How do you choose an aiming aperture for a scope?

Your first decision to make is what you are going to shooting at, one size does not fit all. The first thing to choose is a magnification. In FITA field this magnification is going to be driven by your cheat system (rule of thumb 0.55 for 29” AMO draw length, 0.8 for 25” draw length with a fairly linear correlation between magnification and draw length). If you are shooting target you need to pick a magnification that will allow you to “frame” the target. This means that you almost definitely do not want a magnification so low that you can see a lot of the none-scoring part of the target face, heaven forbid the boss, through your scope. To choose a magnification try various lenses without any dot or aiming guide and see which gives you the best execution and grouping results. A side note for both field and target shooters is that you don’t want to be using extremes of sight bar extension as this causes inconsistencies left and right, where possible a sight extension bar between minimum four and maximum six inches is ideal.

So once you have picked your lens size (and don’t be afraid to experiment with up to 1.2 dioptre lenses to get the best frame) you need to pick an “aiming guide”. There are two major routes to go down with respect to a dot (and 90% of the top archers use a dot) but we will first look at other options: An open ring makes little sense on a lens which is framing the target. It tends to distract from the overall “picture” but if you have poor eye sight may well be the best option. For the same reason a combination of dot and circle is unlikely to be effective for aiming and execution and if it is your cheat system for field I personally would look at a different system.

Dot size, in an ideal world you want to be able to shoot the least distracting dot that you can and there is a simple test for this. Put the smallest dot that you have access to on your scope and shoot at 18m at a target pin (3 target pins if you don’t want to break arrows). You should be able to hold the dot on the target pin without a large amount of up and down movement.
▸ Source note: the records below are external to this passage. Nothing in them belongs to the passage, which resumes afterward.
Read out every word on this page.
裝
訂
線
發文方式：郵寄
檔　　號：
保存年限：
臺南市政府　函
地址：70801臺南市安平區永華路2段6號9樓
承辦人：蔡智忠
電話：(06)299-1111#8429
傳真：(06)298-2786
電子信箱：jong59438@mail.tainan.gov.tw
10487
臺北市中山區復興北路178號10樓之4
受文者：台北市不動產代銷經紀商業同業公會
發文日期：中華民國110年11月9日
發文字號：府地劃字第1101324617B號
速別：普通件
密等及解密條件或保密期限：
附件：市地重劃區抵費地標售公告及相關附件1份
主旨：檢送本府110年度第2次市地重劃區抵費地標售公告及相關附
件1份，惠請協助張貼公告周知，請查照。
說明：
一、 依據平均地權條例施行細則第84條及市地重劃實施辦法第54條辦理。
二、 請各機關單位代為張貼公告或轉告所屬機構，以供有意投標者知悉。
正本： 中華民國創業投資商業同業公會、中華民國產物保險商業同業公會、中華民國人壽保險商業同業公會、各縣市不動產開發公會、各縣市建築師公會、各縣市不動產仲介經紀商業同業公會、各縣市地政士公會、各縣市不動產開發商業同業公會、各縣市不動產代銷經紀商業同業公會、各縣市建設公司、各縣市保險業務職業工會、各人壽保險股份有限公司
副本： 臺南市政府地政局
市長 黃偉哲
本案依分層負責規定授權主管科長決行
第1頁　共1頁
Because we’re using a target pin on a boss or a piece of paper there will be no opportunity to frame and so you can see how still the bow holds and your ability to focus on what you’re aiming at, not the dot. If this is good, transfer to the target face that you’re going to shoot and double check that you are still framing the target in the scope and you are done.

If you cant hold the dot on the target pin increase the size of the dot until you can, with the proviso that you are looking to hold the dot still, it doesn’t have to cover the pin that you’re aiming at but it must hold the same every time. Once you’ve selected a dot size transfer to the target face and for the first few arrows concentrate on what picture you will see through the scope with respect to the dot and the centre of the target and the overall frame. It is unlikely that if you need to go to a bigger dot you will be comfortable holding the dot in the dead centre of the target so it is all about the picture that you see and reproducing the picture you expect when you look through the scope.